Neulich habe ich mir eine Analyse eines Spieles von GM Vincent Keymer von The Big Greek angeschaut. Im 25. Zug waren beide noch in der „Theorie“ und da kann man ja schon mal auf die Idee kommen, Eröffnungsvarianten zu „pauken“, um gut aus der Eröffnung zu kommen. Ich habe die Eingangsfrage schon mehreren sehr guten Schachspielern gestellt und alle sind unisono (und ich auch) der Meinung: Nein, es lohnt sich nicht für Anfänger:innen. Ab einem bestimmten Niveau kann es dann nützlich sein sich mit der Theorie näher zu beschäftigen.

Warum:

  • Vincent hat nicht gegen einen Amateur gespielt, sondern gegen einen anderen Großmeister. Wenn beide gut vorbereitet sind, machen sie beide immer die „besten Züge“. Das wird bei meiner Spielstärke nie vorkommen.
  • Selbst wenn man es schafft, die ersten 10 Züge „ideal“ zu spielen. Und dann? Was habe ich gewonnen, nichts. Das Chaos geht dann im 11. Zug los, statt schon im 6. Zug.
  • Die Realität sieht doch anders aus: Wenn ich mir meine Analysen bei chess.com angucke, dann gibt es vielleicht 3-4 Buchzüge, dann geht es sofort in die Theorielosigkeit. Der Gegner spielt halt nicht die Züge aus dem Eröffnungsbuch.

Selbst bei diesem Spiel, bei dem ich Caro-Kann spiele und das sehr oft schon auf dem Brett hatte, sind die Theoriezüge eher wenige. Normalerweise ist meine Genauigkeit irgendwo zwischen 70% und 75%. Hier hatte ich mal eine Sternstunde.

Viel wichtiger erscheint es mir die Grundregeln der Eröffnung zu beherzigen und dann Angriffspläne für das Mittelspiel zu haben. Gut ist es auch zu wissen, wo Figuren bei einer bestimmten Eröffnung gut stehen und wo nicht. Und genau hier habe ich mich in der ersten Zeit besonders schwer getan. Die Leichtfiguren sind entwickelt, der König ist in Sicherheit, die Türme sind verbunden. Vielleicht habe ich es schon geschafft die Türme auf halb-offene Linien zu postieren. Und dann geht es los, mit der Hilflosigkeit. Deshalb erscheint es mir wichtiger Konzepte zu lernen. Welche Angriffsideen gibt es bei einer bestimmten Eröffnung. Soll ich eher am Königsflügel oder am Damenflügel angreifen? Soll ich abtauschen oder nicht? 

Also: Verschwendet als Anfänger:innen nicht Eure Zeit mit dem Erlernen von Varianten, übt Taktik und setzt Euch mit Angriffsplänen auseinander. Nach ELO 2xxx kann man sich dann auch intensiver mit Varianten beschäftigen.

Ausnahme: Die grundsätzlichen „allgemeinen“ Varianten sollte man sich schon mal angucken. Bei Caro-Kann wären das:

  • Die klassische Variante: 1. e6 c6 2. d4 d5 3. Sc3 dxe4, 4 Sxe4 …
  • Die Vorstoß-Variante: 1. e4 c6 2. d4 d5 3. e5 Lf5 4. Le2 e6 5. Sf3
  • Die Abtausch-Variante: 1. e4 c6 2. d4 d5 3. exd5 cxd5 …

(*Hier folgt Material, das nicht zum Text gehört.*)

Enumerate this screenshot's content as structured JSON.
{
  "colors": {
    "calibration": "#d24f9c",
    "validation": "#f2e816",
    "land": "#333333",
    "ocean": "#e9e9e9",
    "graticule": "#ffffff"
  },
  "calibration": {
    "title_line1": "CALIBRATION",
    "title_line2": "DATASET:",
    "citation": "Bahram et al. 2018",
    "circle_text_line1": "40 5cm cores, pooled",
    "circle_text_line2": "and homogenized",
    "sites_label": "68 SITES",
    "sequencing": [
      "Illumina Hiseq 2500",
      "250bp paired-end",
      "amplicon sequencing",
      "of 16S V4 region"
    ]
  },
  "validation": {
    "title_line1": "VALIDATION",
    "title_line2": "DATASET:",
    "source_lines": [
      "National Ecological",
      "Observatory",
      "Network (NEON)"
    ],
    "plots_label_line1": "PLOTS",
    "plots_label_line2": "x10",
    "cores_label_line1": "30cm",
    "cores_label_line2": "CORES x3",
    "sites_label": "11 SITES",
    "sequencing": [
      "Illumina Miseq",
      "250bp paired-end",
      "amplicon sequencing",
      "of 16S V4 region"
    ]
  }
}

Hierfür sind die Einsteiger-Videos von Rafael Kloth für Caro-Kann sehr gut geeignet.

Disclaimer: Wenn Du diesen Blog liest beachte bitte immer: Ich bin mit 60 Jahren ins Schach eingestiegen und spreche hier über meine sehr eigenen Erfahrungen. Vielleicht hilft es einigen Impulse zu bekommen. Sicherlich ist mein Weg nicht immer der Beste, aber ich hoffe der eine oder andere Blogeintrag hilft Euch Licht ins Chaos zu bekommen.